En los últimos días y, por diversos motivos, me he visto obligada a tratar más de lo deseable con ciertas entidades bancarias -que vienen siendo los Bancos de toda la vida-, pero con la particularidad de que muchas carecen de cajas, sus empleados rotan de oficina en oficina como si de peonzas se tratase y, además de tener asignado un gestor más o menos simpático y siempre previa cita; se da por sentado que el cliente debe saber operar por internet como si hubiese recibido las mismas clases que ellos recibieron para ello.

Me indigna sobremanera la deshumanización de las entidades financieras, pero me preocupa el hastío y la amargura de la que hace gala más de uno de sus operarios. Personas robotizadas e incapaces de salirse de los parámetros conocidos, para así ayudar a un prójimo sobrepasado emocionalmente por el azote de la pandemia y, logísticamente, por el desconocimiento del que muchos --especialmente esos mayores que nos lo han enseñado todo a nosotros y a ellos-, hacen gala.

Si a mis padres les aterra el mundo que han construido para sus hijos, a mí me espeluzna la forma que algunos tienen de llamarles imbéciles a la cara. Si no saben descargarse un archivo, son mirados como si viviesen en otro planeta. Si no confían del todo en el cajero en el que dejan sus billetes, son tratados como ignorantes y, si carecen de aparatos tecnológicos, les pasan factura por hacerles el supuesto favor de imprimir un recibo.

Supongo que el gran problema de este mundo va más allá de si muchos trabajadores de las oficinas se creen superiores a otros de sus congéneres o de si se han olvidado del sinfín de cursos que tienen que hacer para actualizarse y por los que los demás mortales no estamos obligados a pasar. El verdadero enigma radica en que se han perdido valores tan fundamentales como la educación. Y ya se sabe que al maleducado se le da un poco de poder y este se suele transformar en resentimiento.

La vida es suficientemente complicada como para que aquellos que se supone están para ayudarnos se conviertan en tiranos. Absolutamente ningún integrante de ninguna empresa privada debería funcionar así, más que nada, porque tienen tan seguro su trabajo como el tiempo durante el cual los clientes deseen que custodien sus finanzas. Y ya sabemos eso de que todos somos necesarios pero ninguno imprescindible.

Así que les propongo a aquellos que se den por aludidos, que se esmeren en sonreír bajo sus mascarillas y en no tratar a la clientela en general y, en particular a la de edad avanzada, como si fuese ganado, sino más bien que vean el vivo retrato de cómo serán ellos en unos cuantos años ante una nueva generación conocedora de unos avances tecnológicos de los que ellos no tendrán ni la más remota idea?, pero sobre todo, muéstrense educados y pacientes que para eso les pagan? O quizás les pagamos también nosotros, porque a menor volumen de trabajo, menos puestos necesarios.

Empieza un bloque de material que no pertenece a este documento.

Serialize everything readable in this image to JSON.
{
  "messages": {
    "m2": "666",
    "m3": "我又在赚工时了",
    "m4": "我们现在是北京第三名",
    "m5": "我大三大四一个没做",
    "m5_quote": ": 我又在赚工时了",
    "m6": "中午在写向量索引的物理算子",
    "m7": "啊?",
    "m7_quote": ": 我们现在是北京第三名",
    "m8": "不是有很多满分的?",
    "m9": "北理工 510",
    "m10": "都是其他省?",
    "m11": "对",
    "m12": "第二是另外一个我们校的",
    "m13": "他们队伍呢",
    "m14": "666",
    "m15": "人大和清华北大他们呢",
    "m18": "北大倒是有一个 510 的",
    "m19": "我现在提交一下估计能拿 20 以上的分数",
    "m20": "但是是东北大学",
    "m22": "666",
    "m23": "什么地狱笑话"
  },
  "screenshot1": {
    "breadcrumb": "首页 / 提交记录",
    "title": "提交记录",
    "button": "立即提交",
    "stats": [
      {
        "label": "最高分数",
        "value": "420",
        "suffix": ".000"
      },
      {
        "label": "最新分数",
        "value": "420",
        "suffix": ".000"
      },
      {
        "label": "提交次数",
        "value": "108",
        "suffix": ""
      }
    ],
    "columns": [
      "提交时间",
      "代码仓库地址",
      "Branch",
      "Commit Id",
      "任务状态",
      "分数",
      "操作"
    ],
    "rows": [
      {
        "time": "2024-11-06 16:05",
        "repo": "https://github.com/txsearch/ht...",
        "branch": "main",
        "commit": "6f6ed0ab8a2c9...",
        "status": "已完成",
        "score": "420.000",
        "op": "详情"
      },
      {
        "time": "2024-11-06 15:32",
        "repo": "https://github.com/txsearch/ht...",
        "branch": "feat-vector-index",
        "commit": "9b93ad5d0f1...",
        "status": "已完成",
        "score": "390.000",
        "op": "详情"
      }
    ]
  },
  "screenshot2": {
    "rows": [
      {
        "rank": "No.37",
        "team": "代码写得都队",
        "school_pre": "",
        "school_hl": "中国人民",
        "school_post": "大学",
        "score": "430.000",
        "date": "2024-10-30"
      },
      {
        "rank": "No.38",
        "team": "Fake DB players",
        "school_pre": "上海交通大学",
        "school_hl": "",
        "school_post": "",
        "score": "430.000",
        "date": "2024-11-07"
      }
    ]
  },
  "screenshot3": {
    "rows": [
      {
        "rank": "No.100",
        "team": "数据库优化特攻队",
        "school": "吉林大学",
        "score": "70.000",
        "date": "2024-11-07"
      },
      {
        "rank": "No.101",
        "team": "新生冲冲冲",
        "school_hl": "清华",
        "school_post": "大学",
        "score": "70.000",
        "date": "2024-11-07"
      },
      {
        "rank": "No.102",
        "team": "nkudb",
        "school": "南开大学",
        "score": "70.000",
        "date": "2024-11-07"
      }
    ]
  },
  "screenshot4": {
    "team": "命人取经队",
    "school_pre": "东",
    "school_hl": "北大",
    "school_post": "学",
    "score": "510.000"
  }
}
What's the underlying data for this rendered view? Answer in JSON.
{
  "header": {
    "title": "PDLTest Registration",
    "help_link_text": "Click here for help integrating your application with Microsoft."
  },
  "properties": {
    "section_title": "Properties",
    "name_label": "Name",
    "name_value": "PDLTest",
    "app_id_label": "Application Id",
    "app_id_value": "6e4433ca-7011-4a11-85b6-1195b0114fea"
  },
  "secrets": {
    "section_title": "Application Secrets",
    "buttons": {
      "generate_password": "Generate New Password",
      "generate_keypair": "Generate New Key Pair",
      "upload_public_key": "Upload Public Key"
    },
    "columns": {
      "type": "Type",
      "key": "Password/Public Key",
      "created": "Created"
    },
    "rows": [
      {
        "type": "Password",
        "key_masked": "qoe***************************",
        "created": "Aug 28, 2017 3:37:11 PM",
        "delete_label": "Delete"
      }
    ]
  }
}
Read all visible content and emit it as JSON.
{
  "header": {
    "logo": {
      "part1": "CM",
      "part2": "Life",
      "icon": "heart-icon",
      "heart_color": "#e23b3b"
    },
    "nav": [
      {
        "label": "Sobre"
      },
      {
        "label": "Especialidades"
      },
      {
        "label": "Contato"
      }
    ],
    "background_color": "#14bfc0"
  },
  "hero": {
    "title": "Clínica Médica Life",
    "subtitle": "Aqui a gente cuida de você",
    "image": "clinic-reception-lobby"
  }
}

No chisten desde sus mesas a sus clientes. Eso déjenlo para su padre y para su madre que, sin duda, han sido testigos de unos ademanes que no han sabido corregir a tiempo. Háganse los simpáticos y tírense al suelo con los que tienen más y con los que tienen menos. Eso también es cambiante. Compórtense tal y cómo lo harían si el director general tuviera el detalle de visitar su oficina antes de morir; pero sobre todo sean educados? tanto como les gustaría que lo fuesen con ustedes, por ejemplo, si estuviesen gravemente enfermos y depositasen todas sus esperanzas de ayuda en el doctor o doctora que les estuviese atendiendo.

Aunque en ninguna Facultad lo enseñan y es algo que debería venir en cada cual de serie, aprendan a ser mejores y a comprender que no conviene ir por la vida de sabiondo, que hay que ayudar al que carece del conocimiento necesario para realizar las gestiones y que no hay que dar nada por sentado. No son menos que ustedes -los que se dan por aludidos-, los que tienen unos conocimientos académicos o profesionales distintos a los suyos, pero son muchísimo más si además gozan de una buena educación basada en principios y valores.